Seventy years ago I joined the Royal Bank of Canada and during all this time I have either received a salary or a pension.
24.04.2017 - 26.04.2017 12 °C
Shortly after turning seventeen my father decided I was meant for a banking career. It didn't take me long to agree(there was no choice)and on April 23, 1947 the die was cast. But before entering the branch as an employee I had to take arithmetic and spelling examinations. Since the manager who administered the tests stuttered I was worried about the spelling segment but didn't do too badly. Within a few days I was in my element. The young women who had run the branch during the war had stepped back into clerical and stenographic roles to make way for returning soldiers, sailors and airmen. At the time that was expected. And I was the beneficiary because they were terrific and very willing teachers. As a junior clerk I was in charge of the outgoing mail and the stamp box. I also changed all the pen nibs in the straight pens and washed and filled the ink wells. Remember ball point pens didn't really enter everyday use until the 1950's and fountain pens weren't accepted in the bank. Ledgers and customers' passbooks were all completed by hand and good penmanship was absolutely required in a system which balanced books to the cent. After being promoted to ledger-keeper, then teller I was transferred to Welland Ontario as Assistant Accountant where I met Effie Gifford who became my wife in 1951. To steal a phrase from Winston Churchill in his memoir about his early life I lived happily ever after. We raised three children and I had a satisfying and successful career of thirty-seven years followed by the last thirty-three years of a contented retirement in which many of the highlights are covered in this Blog.

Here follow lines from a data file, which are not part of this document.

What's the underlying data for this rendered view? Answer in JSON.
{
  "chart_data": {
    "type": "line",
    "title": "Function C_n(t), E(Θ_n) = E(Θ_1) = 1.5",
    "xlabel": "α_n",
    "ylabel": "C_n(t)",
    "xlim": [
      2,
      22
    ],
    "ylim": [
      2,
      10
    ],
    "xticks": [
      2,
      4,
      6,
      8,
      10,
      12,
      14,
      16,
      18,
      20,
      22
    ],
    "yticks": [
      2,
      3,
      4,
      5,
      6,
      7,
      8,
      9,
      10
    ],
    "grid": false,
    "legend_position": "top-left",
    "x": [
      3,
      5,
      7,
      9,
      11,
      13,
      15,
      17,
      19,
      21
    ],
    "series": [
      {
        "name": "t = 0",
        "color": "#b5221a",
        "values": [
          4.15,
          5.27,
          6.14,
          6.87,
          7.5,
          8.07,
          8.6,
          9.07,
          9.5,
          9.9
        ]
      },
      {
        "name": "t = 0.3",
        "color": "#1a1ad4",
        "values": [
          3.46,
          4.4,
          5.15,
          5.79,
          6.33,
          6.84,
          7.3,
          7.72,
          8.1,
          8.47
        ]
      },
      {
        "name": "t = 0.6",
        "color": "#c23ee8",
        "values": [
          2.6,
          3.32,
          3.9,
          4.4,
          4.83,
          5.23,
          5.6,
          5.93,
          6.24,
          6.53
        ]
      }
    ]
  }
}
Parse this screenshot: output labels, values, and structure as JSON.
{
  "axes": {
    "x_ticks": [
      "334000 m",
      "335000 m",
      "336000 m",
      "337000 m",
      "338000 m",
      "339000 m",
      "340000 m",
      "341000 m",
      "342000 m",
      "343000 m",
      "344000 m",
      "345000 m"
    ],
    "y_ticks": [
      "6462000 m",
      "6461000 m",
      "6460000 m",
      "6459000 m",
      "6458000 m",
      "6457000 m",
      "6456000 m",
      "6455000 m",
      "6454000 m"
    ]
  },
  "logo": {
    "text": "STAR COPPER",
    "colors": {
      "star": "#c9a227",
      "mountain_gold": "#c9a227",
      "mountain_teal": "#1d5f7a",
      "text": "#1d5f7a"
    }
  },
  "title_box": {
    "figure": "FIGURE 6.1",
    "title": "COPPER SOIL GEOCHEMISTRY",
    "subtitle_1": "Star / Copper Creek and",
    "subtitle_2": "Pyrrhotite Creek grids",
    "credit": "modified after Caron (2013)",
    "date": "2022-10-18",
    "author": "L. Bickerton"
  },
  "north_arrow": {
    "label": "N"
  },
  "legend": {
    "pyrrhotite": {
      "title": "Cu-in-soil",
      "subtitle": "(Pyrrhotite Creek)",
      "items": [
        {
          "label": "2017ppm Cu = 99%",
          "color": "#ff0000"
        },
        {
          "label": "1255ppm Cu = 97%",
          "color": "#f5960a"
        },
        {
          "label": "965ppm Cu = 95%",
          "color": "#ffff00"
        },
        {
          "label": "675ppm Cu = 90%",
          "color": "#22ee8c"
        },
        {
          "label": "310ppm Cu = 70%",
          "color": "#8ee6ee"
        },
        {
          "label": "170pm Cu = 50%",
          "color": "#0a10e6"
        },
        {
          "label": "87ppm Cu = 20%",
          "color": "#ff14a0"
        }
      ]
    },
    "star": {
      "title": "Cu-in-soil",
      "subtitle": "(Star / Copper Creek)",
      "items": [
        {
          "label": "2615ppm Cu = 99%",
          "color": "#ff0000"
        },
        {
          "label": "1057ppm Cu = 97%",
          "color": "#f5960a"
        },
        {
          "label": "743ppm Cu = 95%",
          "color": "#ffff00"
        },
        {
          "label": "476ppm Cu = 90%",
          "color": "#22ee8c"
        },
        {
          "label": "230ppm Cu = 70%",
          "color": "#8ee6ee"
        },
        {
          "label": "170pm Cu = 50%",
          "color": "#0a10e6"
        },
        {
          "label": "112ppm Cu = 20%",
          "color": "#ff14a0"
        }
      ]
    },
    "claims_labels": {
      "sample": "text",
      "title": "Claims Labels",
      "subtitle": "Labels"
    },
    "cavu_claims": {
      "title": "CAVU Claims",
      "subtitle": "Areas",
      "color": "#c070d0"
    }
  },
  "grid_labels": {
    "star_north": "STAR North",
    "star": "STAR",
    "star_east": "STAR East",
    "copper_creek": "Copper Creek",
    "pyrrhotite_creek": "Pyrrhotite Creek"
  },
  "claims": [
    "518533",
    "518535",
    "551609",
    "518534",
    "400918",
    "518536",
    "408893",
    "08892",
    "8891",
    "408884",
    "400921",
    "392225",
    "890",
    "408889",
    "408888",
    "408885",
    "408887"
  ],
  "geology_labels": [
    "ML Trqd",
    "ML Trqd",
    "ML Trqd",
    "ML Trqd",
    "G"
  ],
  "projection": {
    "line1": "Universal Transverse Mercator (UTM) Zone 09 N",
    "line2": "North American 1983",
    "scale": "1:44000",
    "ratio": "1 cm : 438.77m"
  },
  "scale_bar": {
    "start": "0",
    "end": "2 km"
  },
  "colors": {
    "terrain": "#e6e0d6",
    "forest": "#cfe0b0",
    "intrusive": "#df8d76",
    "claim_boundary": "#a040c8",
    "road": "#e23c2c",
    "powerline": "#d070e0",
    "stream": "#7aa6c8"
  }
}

What's this all about? Well some time ago I mentioned to the bank's Regional President that it was almost seventy years since I entered the bank. He kept track of the date and invited me to lunch in the Executive dining room to celebrate. My daughter Melinda, who is also a Royal Bank pensioner, said she would like to attend so she came from Quesnel and father and daughter were treated royally. I hadn't been on the Executive floor of Royal Centre since I retired and was thrilled.
We stopped at Royal Fortune Restaurant on our way from the airport
And here we are ready to head for the big celebration.
I thought I should add the picture the bank required when I was hired.